TAIPEI: Chen San-yuan turns heads as he cycles through a suburb of Taipei, Taiwan’s capital.
The reason why?
Attached to the front of his bicycle are 15 mobile phones which Chen, 70, uses to simultaneously play the augmented-reality game Pokemon Go.
The smartphone-based game requires players to ‘catch’ animated characters that appear in real locations.
Known as Pokemon Grandpa, videos of Chen and his fan-shaped phone setup cycling between “Pokestops” have gone viral on the Internet and made him a minor celebrity in Tucheng district, where he lives.
“I used one cellphone and then kept playing and playing,” Chen, dressed in a crisp, white long-sleeved shirt and pants, told Reuters Television on a recent outing.

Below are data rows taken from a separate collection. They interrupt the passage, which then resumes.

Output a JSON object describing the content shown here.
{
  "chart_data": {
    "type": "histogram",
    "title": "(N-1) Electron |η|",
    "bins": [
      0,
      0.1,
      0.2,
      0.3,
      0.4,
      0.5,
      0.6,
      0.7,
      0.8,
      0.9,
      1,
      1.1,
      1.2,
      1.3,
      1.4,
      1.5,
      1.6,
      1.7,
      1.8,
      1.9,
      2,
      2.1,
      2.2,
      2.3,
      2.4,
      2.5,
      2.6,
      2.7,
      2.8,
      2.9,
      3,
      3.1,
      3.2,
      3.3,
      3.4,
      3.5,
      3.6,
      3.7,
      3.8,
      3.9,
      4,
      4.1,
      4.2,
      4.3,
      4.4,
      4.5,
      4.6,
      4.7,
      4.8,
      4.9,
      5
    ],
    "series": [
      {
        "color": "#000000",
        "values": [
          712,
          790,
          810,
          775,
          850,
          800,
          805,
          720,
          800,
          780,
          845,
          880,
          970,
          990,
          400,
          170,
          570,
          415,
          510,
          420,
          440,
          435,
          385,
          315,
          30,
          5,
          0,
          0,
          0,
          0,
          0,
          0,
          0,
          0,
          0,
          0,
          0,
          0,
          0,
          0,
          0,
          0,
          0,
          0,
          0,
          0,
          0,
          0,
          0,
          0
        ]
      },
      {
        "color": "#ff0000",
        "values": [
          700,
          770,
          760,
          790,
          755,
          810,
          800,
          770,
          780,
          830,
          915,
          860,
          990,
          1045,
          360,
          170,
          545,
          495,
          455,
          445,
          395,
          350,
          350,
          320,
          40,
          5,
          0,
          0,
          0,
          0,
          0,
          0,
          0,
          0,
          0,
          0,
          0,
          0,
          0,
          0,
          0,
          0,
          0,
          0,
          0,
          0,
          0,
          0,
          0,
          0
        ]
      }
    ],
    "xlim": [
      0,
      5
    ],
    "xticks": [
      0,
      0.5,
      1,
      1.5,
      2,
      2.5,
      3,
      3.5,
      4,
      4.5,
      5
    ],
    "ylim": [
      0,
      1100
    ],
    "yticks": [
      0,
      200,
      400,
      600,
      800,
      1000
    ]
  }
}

“After a month, it became three cellphones, six cellphones, nine cellphones, 12 and then 15,” he said, crediting his grandson with introducing him to Pokemon Go in 2016.
Chen said his gear cost more than $4,800 and he spends about $300 a month on virtual currency to use in the game.
Playing on multiple phones allows him to get to higher levels in the game more quickly and capture rarer creatures, he said.
The pensioner said he sometimes plays all night thanks to the custom-made portable battery packs that recharge the phones.
Chen’s fellow players are amazed at his energy.
“He’s able to take care of fifteen cellphones at once,” said Shih Wun-sheng, 45. “From going out until returning home, Chen can remain energetic for six to seven hours, not feeling tired. That’s really impressive.”
Pokemon Go, jointly developed by Nintendo Co. and Niantic Inc, has been the biggest hit so far among games using so-called augmented reality, where digital characters are superimposed on the real world.